PM Narendra Modi is declared as TOI's 'Person of the Year'
PM Modi's stunning connection with masses, his macho 56-inch persona, and development plank that was hammered home to deliver absolute majority to BJP.

It was a no-contest. Narendra Modi walked away with the title for leading the BJP to an incredible victory earlier this year. As PM, he continued his game-changing ways by bringing in a new style of working and communication. But as the year draws to a close, Modi has walked into tricky terrain. Words like Ramzaade-haramzaade, ghar wapsi, love jihad have entered the political lexicon, pushing Make in India to the sidelines. Can the man with the mandate manage the contradictions and deliver the goods? 2015 holds the answers.
As he left L K Advani's residence on the afternoon of September 13 last year, Rajnath Singh realized that the endorsement of Narendra Modi as BJP's prime ministerial nominee would have to be in the face of resistance from the old order. His conversation had convinced Singh that Advani was in no mood to step aside for his one-time understudy. Modi's anointment would indeed be a tricky affair.
Advani apart, senior members like Murli Manohar Joshi and Sushma Swaraj weren't really enthused by the idea. Others like Ananth Kumar and Nitin Gadkari were late converts, unlike Rajnath Singh, Arun Jaitley and Thawarchand Gehlot who unhesitatingly batted for Modi. The projection of Modi in the Lok Sabha election - which turned out to be BJP's trump card - was actually a cliff-hanger.
Not many decisions of such magnitude, and possibly paradigm-altering, have come so close to being aborted. Seniors had to be retired, the RSS won over, and several contemporaries shown the writing on the wall - that Modi was not just the best bet for BJP but also its tallest leader - before the baton could be passed on to the controversial but charismatic chief minister of Gujarat.
What followed was momentous: Modi's stunning connection with the masses, his macho 56-inch persona, and a carefully crafted development plank that was hammered home to deliver an absolute majority to the BJP. Not just colleagues, opponents who thought BJP had erred by going with a polarizing figure like Modi, and had bet on a "secular" coalition, were in for a rude shock. The moment was clearly Modi's, and there was nothing that could stop him from becoming the star of 2014.
Modi has not ceased to surprise after being seated on the most coveted chair on Raisina Hill. His impatience with the Nehruvian Planning Commission was perhaps known, but few expected that the traditional August 15 speech by the PM would be turned into a DIY tutorial for countrymen.
The flair with which he has conducted himself abroad - from playing drums in Japan, "front shirting" an Australian audience, borrowing Hollywoodspeak - "May the force be with you" - to wowing a crowd at New York's Central Park, Modi has been, to say the least, unconventional.
This has been combined with his use of strong Hindu symbolism in public spaces: the visit to Pashupatinath temple in Kathmandu, Ganga aarti in Varanasi, gifting Bhagavad Gitas to global leaders, and embracing myths about the alleged scientific accomplishments of ancient Indians.
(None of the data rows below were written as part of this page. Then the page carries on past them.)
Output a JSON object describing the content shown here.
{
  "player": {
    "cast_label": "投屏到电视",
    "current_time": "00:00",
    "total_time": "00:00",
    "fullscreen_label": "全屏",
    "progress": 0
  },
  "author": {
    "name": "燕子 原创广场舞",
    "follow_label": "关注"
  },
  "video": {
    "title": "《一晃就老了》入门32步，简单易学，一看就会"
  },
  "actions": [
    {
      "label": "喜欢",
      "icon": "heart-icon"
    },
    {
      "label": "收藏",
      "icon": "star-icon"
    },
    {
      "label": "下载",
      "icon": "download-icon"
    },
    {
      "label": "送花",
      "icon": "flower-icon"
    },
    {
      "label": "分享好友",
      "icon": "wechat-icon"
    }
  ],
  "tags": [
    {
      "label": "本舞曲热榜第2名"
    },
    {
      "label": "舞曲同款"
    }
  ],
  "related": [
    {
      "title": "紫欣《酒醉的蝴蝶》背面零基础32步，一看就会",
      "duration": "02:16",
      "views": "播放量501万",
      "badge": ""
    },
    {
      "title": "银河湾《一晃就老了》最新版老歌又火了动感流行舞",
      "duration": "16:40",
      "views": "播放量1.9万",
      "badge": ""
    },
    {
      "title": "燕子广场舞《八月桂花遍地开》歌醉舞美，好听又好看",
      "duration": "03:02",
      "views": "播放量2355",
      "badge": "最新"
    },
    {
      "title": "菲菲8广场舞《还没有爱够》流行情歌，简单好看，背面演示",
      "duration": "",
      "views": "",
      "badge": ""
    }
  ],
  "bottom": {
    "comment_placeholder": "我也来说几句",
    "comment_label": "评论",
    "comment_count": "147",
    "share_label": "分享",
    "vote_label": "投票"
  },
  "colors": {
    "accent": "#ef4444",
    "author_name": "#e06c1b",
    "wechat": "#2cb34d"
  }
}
All these helped burnish his Hindutva credentials. And layered over all this is his unapologetic espousal of rightwing economics. So, what you ultimately get is a complex package - a politician who's street smart, politically savvy, openly pro-business and pro-Hindu as well. Check out his responses to Hindutva issues.
Modi was quick to silence his minister Sadhvi Niranjan Jyoti over her Ramzaade-haramzaade remark, while Sakshi Maharaj was made to apologize for equating Mahatma Gandhi with his assassin Nathuram Godse. But on the controversial issue of religious conversions by saffron groups, Modi refused to pull up Hindu evangelists even at the cost of important legislations being blocked in Parliament.
Barely seven months in office, Modi seems set to put the RSS on a pedestal. Saffron icons like Deendayal Upadhyay, Eknath Ranade and Madan Mohan Malviya have been valorized in a manner that stands out for its cocky confidence. There is no squeamishness about re-naming schemes dedicated to the Congress family with symbols from the saffron pantheon, which would leave the RSS pleased as punch.
Modi's Swachh Bharat campaign, his exhortation that families need to do as much as state agencies to curb rapes and drug addiction, his outreach through social media and radio - all reflect the man's righteous belief in remaking society.
Controversies over conversions are not completely unexpected. During the Vajpayee government, saffron hardliners were often more effective in opposing NDA policies than the opposition.
This time the story may not be very different as there is a growing feeling that Modi's self-professed focus on development is being obscured by saffron hotheads. Issues like conversions could be a tricky terrain for any BJP prime minister as it resonates with the RSS which sees "ghar wapsi" as a natural response to proselytization by non-Hindu religious orders. As PM, Modi will be expected to emphasize that the Constitution is the only scripture he will follow. And this is a speech he needs to make.